Sex Toys, You Rock My World

Words by: Juliette Capomolla
Art by: Charlotte Elwell

It seems to be only fitting that, in a year as lonely as ever, we all turned to our sex toys for solace. Sales soared once we were all forced to stay at home last year, ironically allowing us to find company in ourselves. But it’s not like this hasn’t happened before. I mean, in the Global Financial Crisis (GFC) sex toy sales boomed, while people saved their pennies by staying inside. And what better way to waste time than with a dildo bed-side? 

Perhaps this is the one time where we might give thanks to the ominous enigma capitalism for responding so rapidly to our desperation. The global sex toy industry is estimated to be worth nearly $40 billion and is growing almost tenfold annually. 

It can’t just be my Instagram feed that is littered with ads for sex toys. Every prominent female I follow has collaborated with a sex toy company now (perhaps hyperbolic, but you get the point). Think Abbie Chatfield, Cara Delevingne, Lily Allen and Gwyneth Paltrow, among many other like-minded pioneers. 

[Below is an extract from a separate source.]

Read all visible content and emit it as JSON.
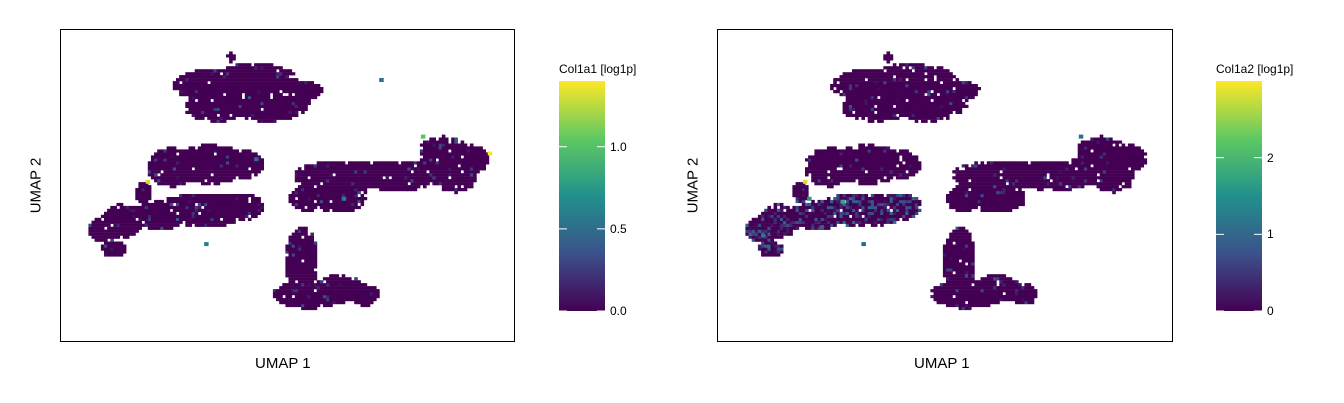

Yes, you heard it here first — women are finally allowed to enjoy sexual pleasure for themselves. No longer are sex toys marketed purely to the male gaze, but instead, we’ve seen an incredible surge in female sex toy producers. Gone are the sleazy, white salesmen, and in come the modern, young women advocating for female sexual pleasure. And may I just say, finally. 

We’ve moved well beyond the infamous ‘Rabbit’ vibrator, but I’ll still give Sex and the City the credit for opening up the dialogue about sex toys and female sexual empowerment. For all her flaws and mis-steps, Gwyneth Paltrow and her brand Goop have also done a lot to change the conversation around sex toys. She is widely considered one of the first celebrities to normalise masturbation and female sexual pleasure by advertising *ludicrously expensive* dildos. Once considered erotic and scandalous, sex toys have undergone an intense rebranding and are now encompassed under the wellness umbrella. I mean, if you ask me, it’s pretty hard to ignore the fact that sexual health is a massive part of wellness. 

Perhaps it comes with age, or perhaps this conversation has simply been stifled for decades, but chats about sex toys and sexual pleasure are becoming increasingly common amongst friends. It’s thanks to this dialogue that I feel so empowered to chat freely with my friends about sex. The sexual empowerment and liberation that flows from the top-down is undeniable, and it’s all thanks to many loud voices making lots of noise about sex toys. It’s needless to say that this conversation goes well beyond merely the prominence and lucrative nature of the sex toy industry, but really boils down to the acceptance and empowerment of female sexual pleasure. When we no longer feel like we have to have sex for someone else, we can truly learn to enjoy it and have agency over our sexuality. For somone like me, that comes from shedding shame associated with sex, and for others, it comes from exploring their own body before they allow someone else to do the same. 

But I won’t mince my words when I say this, what sexual wellness means to me, might be totally different to what it means to you. Whether you masturbate or not, whether you use sex toys or don’t, whether you’ve never had sex and never want to or simply have no idea yet — you should be empowered to make whatever decision fulfills you.